IOGCC defines a marginal well as one that produces 10 b/d or less of crude oil or 60 Mcf/d or less of natural gas. Meanwhile, EIA defines such wells as those that produce 15 b/d or less of oil or 90 Mcf/d or less of gas. EIA’s definition is based on that of the Internal Revenue Service, which uses them for tax purposes.
In 2015, IOGCC reported that about 69.1% of operating oil wells in the United States were considered marginal, as were about 75.9% of natural gas wells. The following year, EIA published a report that said 76.4% of oil wells produced 10 boe/d or less and 81.3% produced 15 boe/d or less. For gas wells, EIA found 71.6% produced 10 boe/d or less and 78.2% produced 15 boe/d or less.
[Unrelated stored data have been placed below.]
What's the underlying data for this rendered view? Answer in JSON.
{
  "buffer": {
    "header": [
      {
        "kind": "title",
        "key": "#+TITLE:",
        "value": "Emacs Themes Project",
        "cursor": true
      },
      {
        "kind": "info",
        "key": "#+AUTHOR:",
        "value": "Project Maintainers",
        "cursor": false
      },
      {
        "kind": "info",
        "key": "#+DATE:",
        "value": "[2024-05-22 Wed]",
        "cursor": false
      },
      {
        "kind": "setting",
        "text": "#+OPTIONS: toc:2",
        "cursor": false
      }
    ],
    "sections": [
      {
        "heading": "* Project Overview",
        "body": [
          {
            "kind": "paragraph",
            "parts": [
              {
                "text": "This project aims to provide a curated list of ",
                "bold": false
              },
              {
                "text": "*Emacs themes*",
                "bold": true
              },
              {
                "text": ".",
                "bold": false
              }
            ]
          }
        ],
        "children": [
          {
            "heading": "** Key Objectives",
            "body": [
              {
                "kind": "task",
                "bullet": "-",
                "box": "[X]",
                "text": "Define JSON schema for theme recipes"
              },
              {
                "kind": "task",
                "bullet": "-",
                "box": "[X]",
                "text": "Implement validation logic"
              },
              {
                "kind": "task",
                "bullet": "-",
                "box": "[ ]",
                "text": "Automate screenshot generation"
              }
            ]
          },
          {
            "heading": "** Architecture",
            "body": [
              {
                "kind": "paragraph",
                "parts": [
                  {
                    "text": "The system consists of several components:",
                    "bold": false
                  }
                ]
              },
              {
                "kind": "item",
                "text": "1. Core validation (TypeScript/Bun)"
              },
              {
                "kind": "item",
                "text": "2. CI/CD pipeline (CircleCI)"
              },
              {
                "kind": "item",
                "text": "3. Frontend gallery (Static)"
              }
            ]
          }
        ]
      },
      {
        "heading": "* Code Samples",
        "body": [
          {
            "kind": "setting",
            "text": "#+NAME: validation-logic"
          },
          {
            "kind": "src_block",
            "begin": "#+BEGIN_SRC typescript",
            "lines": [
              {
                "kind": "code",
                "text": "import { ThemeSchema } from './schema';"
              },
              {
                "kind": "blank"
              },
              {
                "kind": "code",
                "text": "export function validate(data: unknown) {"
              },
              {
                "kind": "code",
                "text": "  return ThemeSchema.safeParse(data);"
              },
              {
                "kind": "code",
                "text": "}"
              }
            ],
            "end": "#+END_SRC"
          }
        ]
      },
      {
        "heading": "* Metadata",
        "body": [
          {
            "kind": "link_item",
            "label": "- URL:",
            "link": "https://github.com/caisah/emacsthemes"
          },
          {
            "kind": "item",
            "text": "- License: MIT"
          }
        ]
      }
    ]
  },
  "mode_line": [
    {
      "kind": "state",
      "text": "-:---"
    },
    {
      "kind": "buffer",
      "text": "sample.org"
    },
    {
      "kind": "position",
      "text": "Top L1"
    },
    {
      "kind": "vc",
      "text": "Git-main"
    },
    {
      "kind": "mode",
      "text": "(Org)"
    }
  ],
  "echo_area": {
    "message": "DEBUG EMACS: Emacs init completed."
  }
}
EIA also reported that there were an estimated 380,000 marginal oil wells operating at the end of 2015, and that they accounted for 10% of U.S. oil production that year, down from a high of 19% in 2008. The agency attributed the decline to “the large increase of production volume from very prolific wells drilled in shale and tight oil formations with enhanced completion techniques.”
Interior estimated that about 18.4 million bbl of crude oil and 22.7 Bcf of natural gas production would have been shut in over a 10-year period had the 2016 rule not been rescinded and revised. But the department also estimated that 299 Bcf of natural gas production would have been produced or sold, rather than vented or flared, under the 2016 rule.
The department determined that annual compliance costs associated with the 2016 rule would have cost operators 24% of annual revenues from even the highest-producing marginal oil wells, and 86% of annual revenues from the highest-producing marginal gas wells.
Longanecker said TIPRO was “working on a similar path” over how proposed changes to the Environmental Protection Agency’s (EPA) New Source Performance Standards (NSPS) would impact marginal wells. EPA has said the changes would reduce duplicative regulation with states and save the industry about $484 million in regulatory costs over seven years.
“We’ve had a consistent call for the exclusion of low production well sites under those regulations, given the significant difference in production and reservoir pressure, compared to higher volume wells,” Longanecker said. “We’ve consistently said that low production wells should have never been subjected to the same requirements under the NSPS.”
Longanecker added that Interior “has little or no authority to regulate air quality.” That’s the domain of the EPA and the Texas Commission on Environment Quality, he said. Meanwhile, the Texas Railroad Commission (RRC) has jurisdiction over venting and flaring.
“RRC typically approves requests for up to 180 days of flaring natural gas, which is expected to be a sufficient amount of time for operators to address transportation needs,” Longanecker said. “Beyond that, without an exemption, gas must be piped away or the well shut in. This issue is of particular importance in West Texas with some of the takeaway capacity issues they are facing.”
In a 12-page report last month, analysts with ClearView Energy Partners LLC said BLM argued that a “large proportion” of marginal wells on federal lands were “unduly affected by the [2016 rule’s] prescriptive requirements.” There was also significant regulatory overlap from EPA, states and tribal governments.
“Although the agency acknowledges the existence of exemptions in the [2016 rule], BLM argues that the standards that justified exemptions were unduly strict — the test was whether compliance obligations would result in a shut-in of the well in question — and therefore inadequate,” ClearView said. “The BLM further states that even approving for exemptions could undermine the economics of marginal wells.”
BLM estimated that marginal wells contributed $2.9 billion in economic activity in 2015.